Под старой сиренью, на грубой скамейке, ведутся длиннейшие сложные переговоры. В результате их мы сворачиваем на прогон и едем уже без дороги по лугу, мимо мягких, атласных зеленых овсов. А вот и река. Когда-то, наверное, полноводная, очень красивая, сейчас обмелевшая: где по щиколотку, где по колено. Вся в дремучей уреме, в малинниках, в ольшанике, она, извиваясь, течет мимо заливных лугов. Трава уже в белых шариках одуванчиков и горицветов, в грязной вате каких-то неведомых мне перезревших растений, то буреет, а то желтеет метелками, полными семян.
Луг с одной стороны окаймлен грядой леса. Отдельные купы берез и кустарников выбегают из леса под открытое небо, совсем как дети, — попрыгать, понежиться. Но, наверное, завороженные, как и мы, замирают да так и остаются стоять над рекой, по пояс в траве. Там, где лес отступил от реки, — ощущение широты и простора наполняет всю душу. Даже странно, что все это в ней умещается. Все вбираешь в себя и бережно, как драгоценность, укладываешь на дне памяти.
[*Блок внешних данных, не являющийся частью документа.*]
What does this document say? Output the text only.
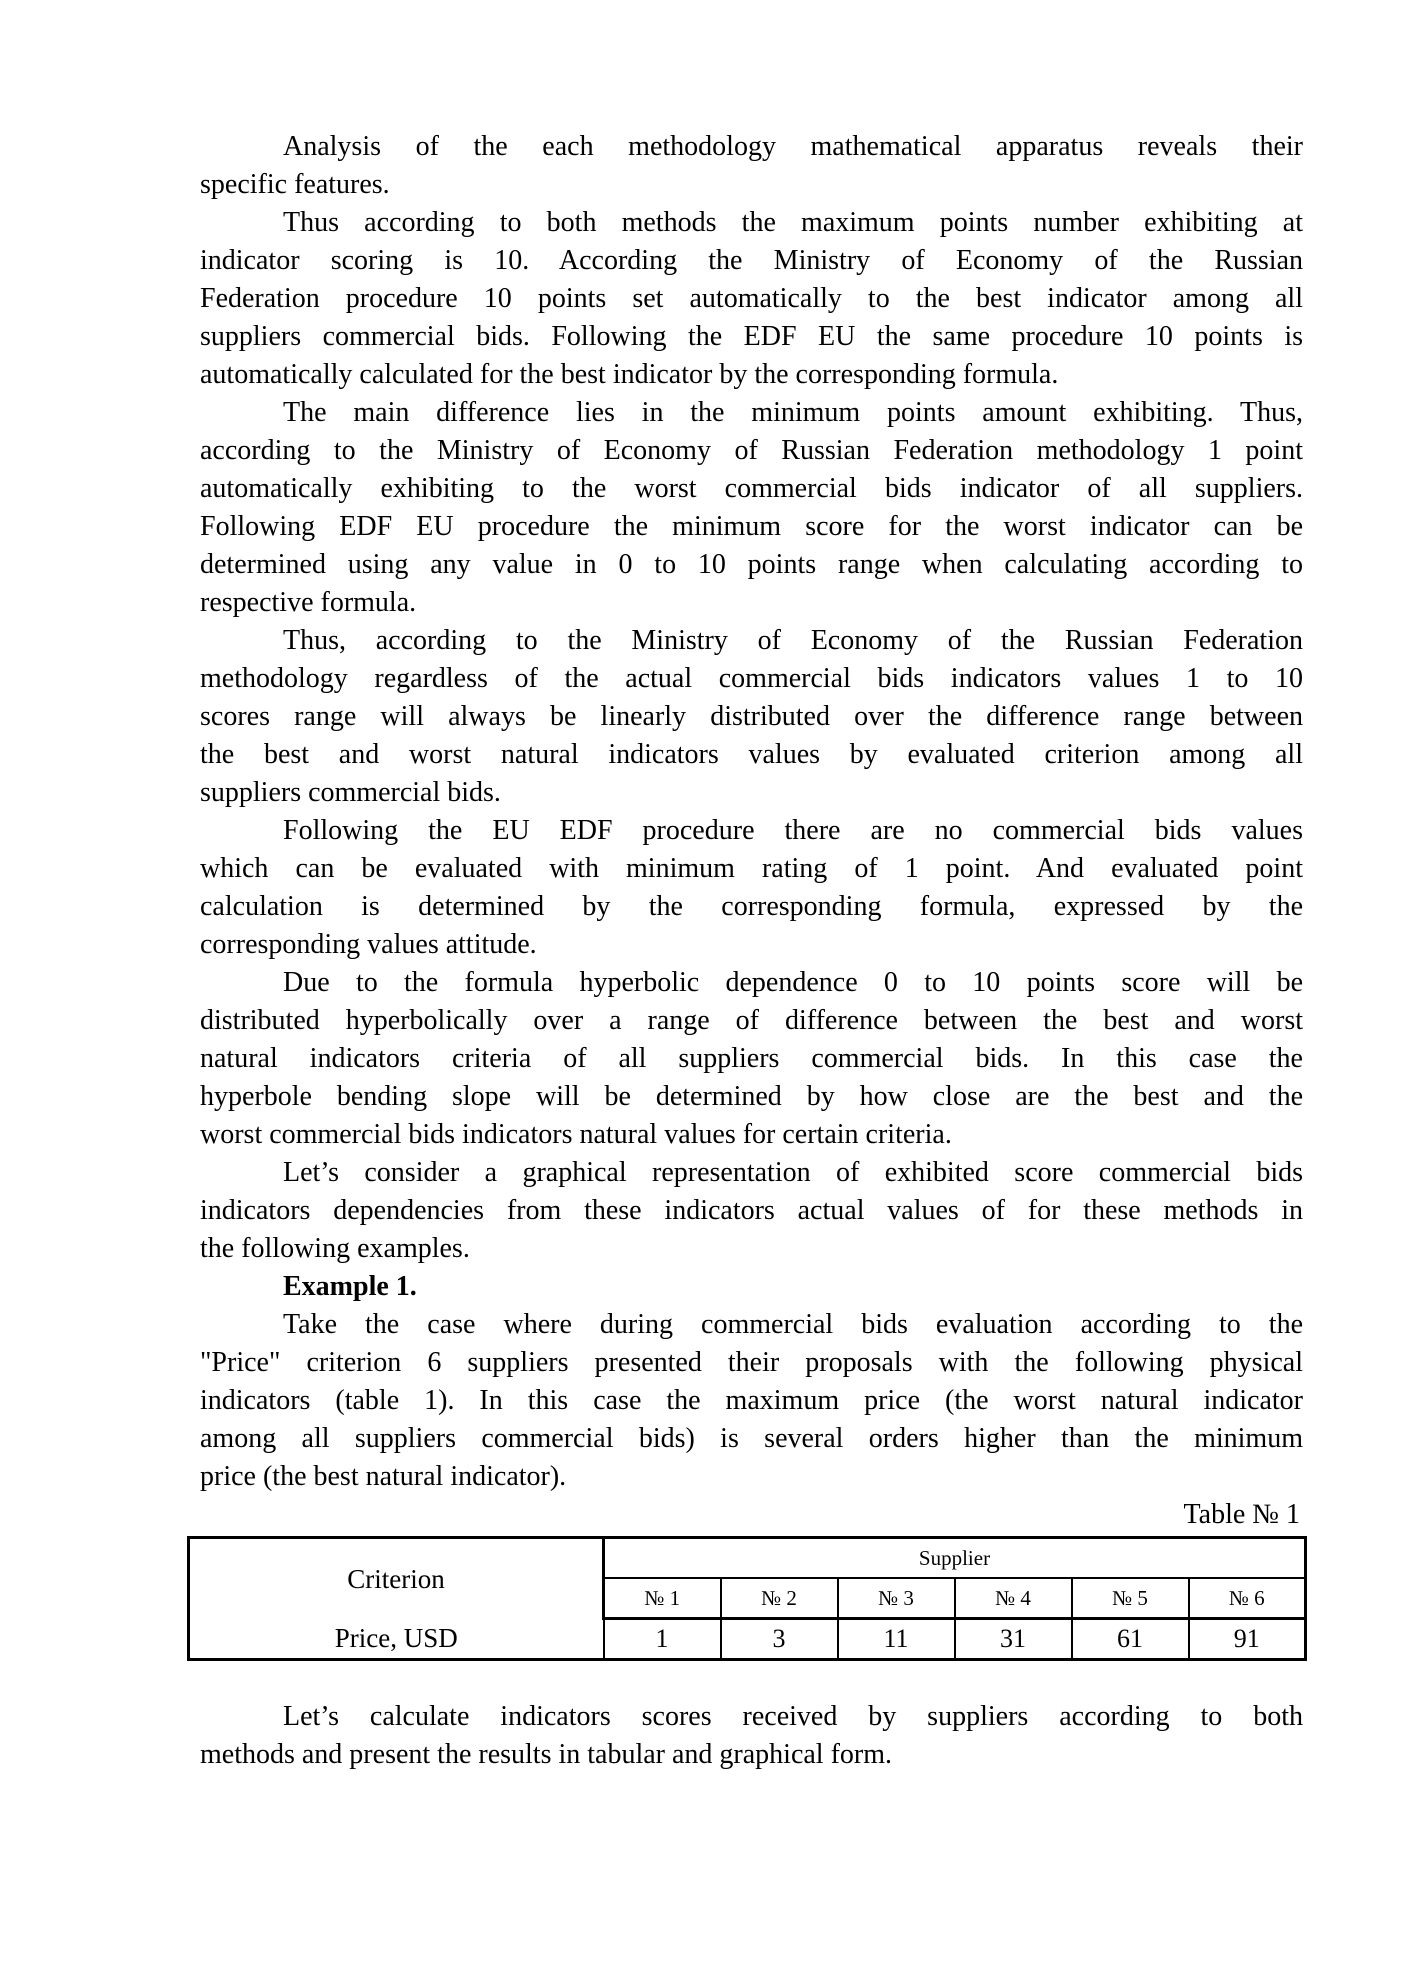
Analysis of the each methodology mathematical apparatus reveals their
specific features.
Thus according to both methods the maximum points number exhibiting at
indicator scoring is 10. According the Ministry of Economy of the Russian
Federation procedure 10 points set automatically to the best indicator among all
suppliers commercial bids. Following the EDF EU the same procedure 10 points is
automatically calculated for the best indicator by the corresponding formula.
The main difference lies in the minimum points amount exhibiting. Thus,
according to the Ministry of Economy of Russian Federation methodology 1 point
automatically exhibiting to the worst commercial bids indicator of all suppliers.
Following EDF EU procedure the minimum score for the worst indicator can be
determined using any value in 0 to 10 points range when calculating according to
respective formula.
Thus, according to the Ministry of Economy of the Russian Federation
methodology regardless of the actual commercial bids indicators values 1 to 10
scores range will always be linearly distributed over the difference range between
the best and worst natural indicators values by evaluated criterion among all
suppliers commercial bids.
Following the EU EDF procedure there are no commercial bids values
which can be evaluated with minimum rating of 1 point. And evaluated point
calculation is determined by the corresponding formula, expressed by the
corresponding values attitude.
Due to the formula hyperbolic dependence 0 to 10 points score will be
distributed hyperbolically over a range of difference between the best and worst
natural indicators criteria of all suppliers commercial bids. In this case the
hyperbole bending slope will be determined by how close are the best and the
worst commercial bids indicators natural values for certain criteria.
Let’s consider a graphical representation of exhibited score commercial bids
indicators dependencies from these indicators actual values of for these methods in
the following examples.
Example 1.
Take the case where during commercial bids evaluation according to the
"Price" criterion 6 suppliers presented their proposals with the following physical
indicators (table 1). In this case the maximum price (the worst natural indicator
among all suppliers commercial bids) is several orders higher than the minimum
price (the best natural indicator).
Table № 1
Criterion	Supplier					
	№ 1	№ 2	№ 3	№ 4	№ 5	№ 6
Price, USD	1	3	11	31	61	91
Let’s calculate indicators scores received by suppliers according to both
methods and present the results in tabular and graphical form.
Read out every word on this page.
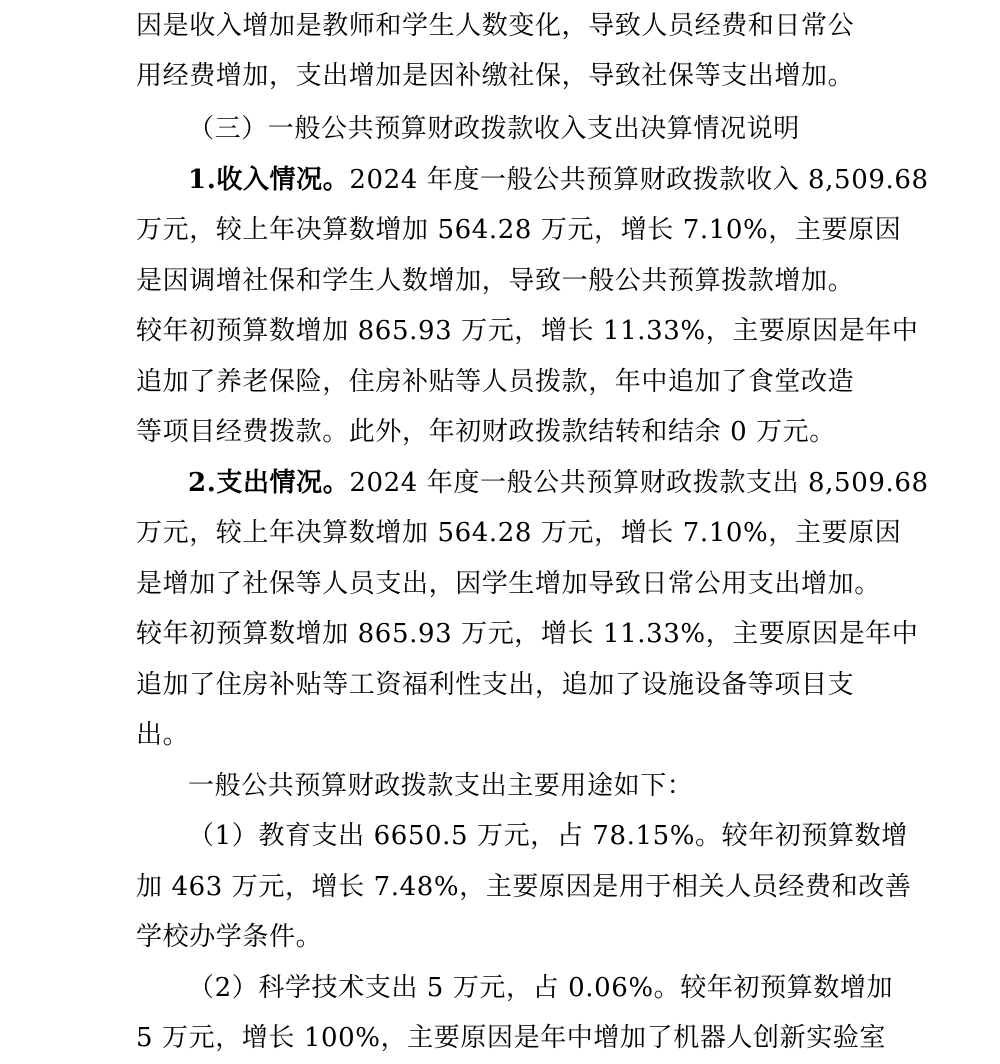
因是收入增加是教师和学生人数变化，导致人员经费和日常公
用经费增加，支出增加是因补缴社保，导致社保等支出增加。
（三）一般公共预算财政拨款收入支出决算情况说明
1.收入情况。2024 年度一般公共预算财政拨款收入 8,509.68
万元，较上年决算数增加 564.28 万元，增长 7.10%，主要原因
是因调增社保和学生人数增加，导致一般公共预算拨款增加。
较年初预算数增加 865.93 万元，增长 11.33%，主要原因是年中
追加了养老保险，住房补贴等人员拨款，年中追加了食堂改造
等项目经费拨款。此外，年初财政拨款结转和结余 0 万元。
2.支出情况。2024 年度一般公共预算财政拨款支出 8,509.68
万元，较上年决算数增加 564.28 万元，增长 7.10%，主要原因
是增加了社保等人员支出，因学生增加导致日常公用支出增加。
较年初预算数增加 865.93 万元，增长 11.33%，主要原因是年中
追加了住房补贴等工资福利性支出，追加了设施设备等项目支
出。
一般公共预算财政拨款支出主要用途如下：
（1）教育支出 6650.5 万元，占 78.15%。较年初预算数增
加 463 万元，增长 7.48%，主要原因是用于相关人员经费和改善
学校办学条件。
（2）科学技术支出 5 万元，占 0.06%。较年初预算数增加
5 万元，增长 100%，主要原因是年中增加了机器人创新实验室
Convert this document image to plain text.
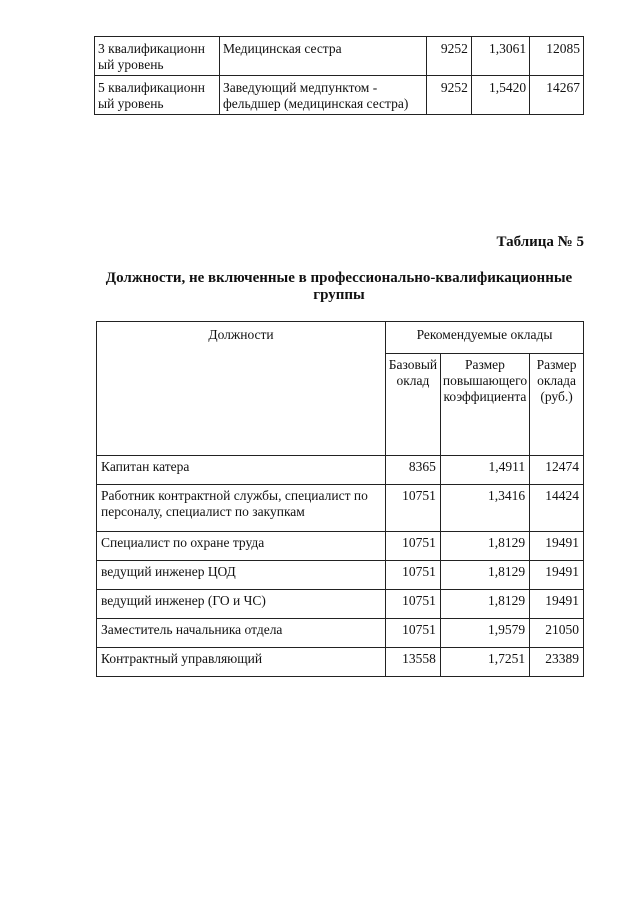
3 квалификационн ый уровень	Медицинская сестра	9252	1,3061	12085
5 квалификационн ый уровень	Заведующий медпунктом - фельдшер (медицинская сестра)	9252	1,5420	14267
Таблица № 5
Должности, не включенные в профессионально-квалификационные группы
Должности	Рекомендуемые оклады		
	Базовый оклад	Размер повышающего коэффициента	Размер оклада (руб.)
Капитан катера	8365	1,4911	12474
Работник контрактной службы, специалист по персоналу, специалист по закупкам	10751	1,3416	14424
Специалист по охране труда	10751	1,8129	19491
ведущий инженер ЦОД	10751	1,8129	19491
ведущий инженер (ГО и ЧС)	10751	1,8129	19491
Заместитель начальника отдела	10751	1,9579	21050
Контрактный управляющий	13558	1,7251	23389
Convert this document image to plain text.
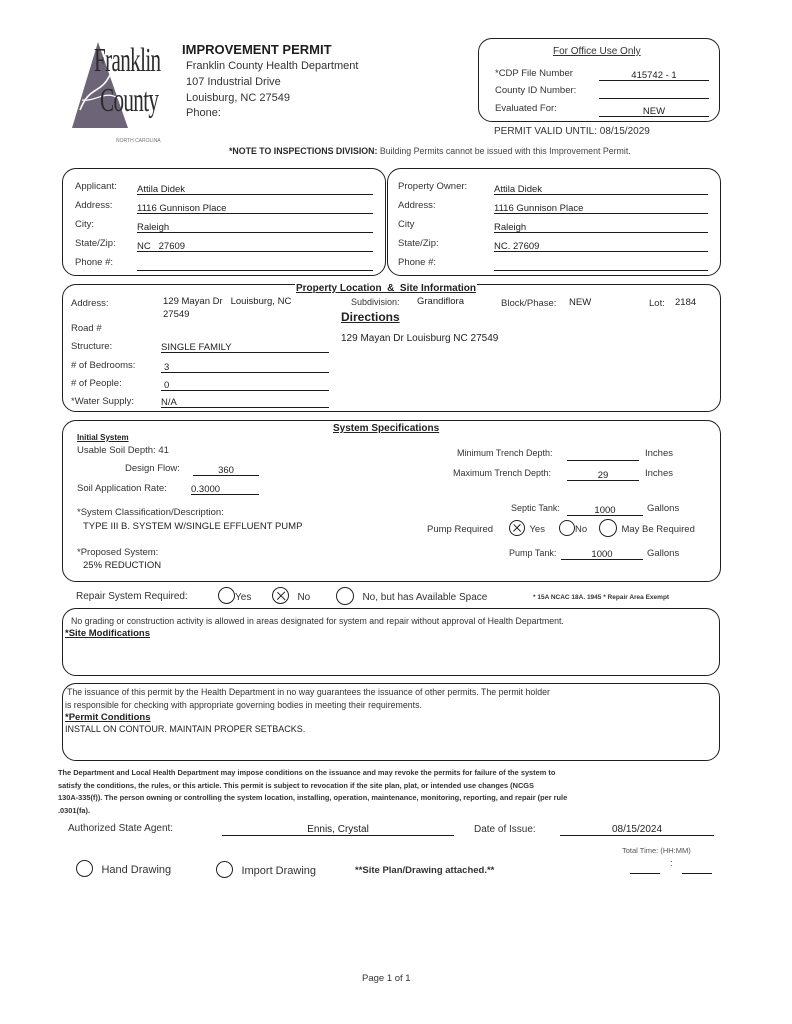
Franklin
County
NORTH CAROLINA
IMPROVEMENT PERMIT
Franklin County Health Department
107 Industrial Drive
Louisburg, NC 27549
Phone:
For Office Use Only
*CDP File Number	415742 - 1
County ID Number:
Evaluated For:	NEW
PERMIT VALID UNTIL: 08/15/2029
*NOTE TO INSPECTIONS DIVISION: Building Permits cannot be issued with this Improvement Permit.
Applicant: Attila Didek
Address:	1116 Gunnison Place
City:	Raleigh
State/Zip: NC   27609
Phone #:
Property Owner:	Attila Didek
Address:	1116 Gunnison Place
City	Raleigh
State/Zip:	NC. 27609
Phone #:
Property Location  &  Site Information
Address:	129 Mayan Dr   Louisburg, NC
27549
Subdivision: Grandiflora	Block/Phase: NEW	Lot: 2184
Directions
129 Mayan Dr Louisburg NC 27549
Road #
Structure:	SINGLE FAMILY
# of Bedrooms:	3
# of People:	0
*Water Supply:	N/A
System Specifications
Initial System
Usable Soil Depth: 41
Design Flow:	360
Soil Application Rate:	0.3000
Minimum Trench Depth:	Inches
Maximum Trench Depth:	29	Inches
*System Classification/Description:
TYPE III B. SYSTEM W/SINGLE EFFLUENT PUMP
Septic Tank:	1000	Gallons
Pump Required	Yes	No	May Be Required
*Proposed System:
25% REDUCTION
Pump Tank:	1000	Gallons
Repair System Required:	Yes	No	No, but has Available Space	* 15A NCAC 18A. 1945 * Repair Area Exempt
No grading or construction activity is allowed in areas designated for system and repair without approval of Health Department.
*Site Modifications
The issuance of this permit by the Health Department in no way guarantees the issuance of other permits. The permit holder
is responsible for checking with appropriate governing bodies in meeting their requirements.
*Permit Conditions
INSTALL ON CONTOUR. MAINTAIN PROPER SETBACKS.
The Department and Local Health Department may impose conditions on the issuance and may revoke the permits for failure of the system to
satisfy the conditions, the rules, or this article. This permit is subject to revocation if the site plan, plat, or intended use changes (NCGS
130A-335(f)). The person owning or controlling the system location, installing, operation, maintenance, monitoring, reporting, and repair (per rule
.0301(fa).
Authorized State Agent:	Ennis, Crystal	Date of Issue:	08/15/2024
Total Time: (HH:MM)
:
Hand Drawing	Import Drawing	**Site Plan/Drawing attached.**
Page 1 of 1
Потом увидишь через долгие годы какой-нибудь стебелек — и повеет в лицо вот таким переспелым, желтеющим лугом — и сразу припомнишь золотое от солнца июльское небо, реку, лес, необъятные голубые просторы…
Мы бегаем по лугу, дышим лесными и полевыми ароматами, бродим в тихой задумчивости по реке, пробираясь далеко вверх по течению, — где песчаными отмелями, где обрывистым берегом, где по самому стрежню. Кажется, что все сброшено и с души и с плеч. Человек уже легче воздуха, легче птицы, он промыт и провеян прохладным ветром и забыл обо всем: о заботах, о пережитом. Один на один с жарким солнцем, с травой, он и сам сейчас как трава, наслаждается этим полднем и этой свежестью совершенно бездумно.
Вместе с нами и наш проводник из деревни, пастух Петя, невысокого роста, в защитного цвета рубашке, загорелый, с белесыми волосами, распадающимися волнистыми прядями. Он показывает нам места, где тенистей березы, где желтее песок, где красивей, безбрежнее луга. Очень скромный и молчаливый, Петя движется как-то мягко, спокойно, смотрит он с застенчивой деликатностью и молчит не сурово, не с тайной угрюмостью, а в каком-то спокойном и добром согласии с окружающей нас молчаливой природой…
Уже где-то на склоне бездонного, бесконечного летнего дня мы садимся на лужайке в кружок и раскладываем припасы, — хлеб, черный и белый, сыр, колбасу, малосольные огурцы, помидоры, металлические стопочки, убирающиеся друг в друга, — а Петя встает и тихонько, бочком растворяется в чаще кустарников. Так, что в первые две-три минуты никто и не замечает, что его уже нет. Словно кончив играть в нашей жизни какую-то важную, нужную роль, он ушел за кулисы и там отдыхает.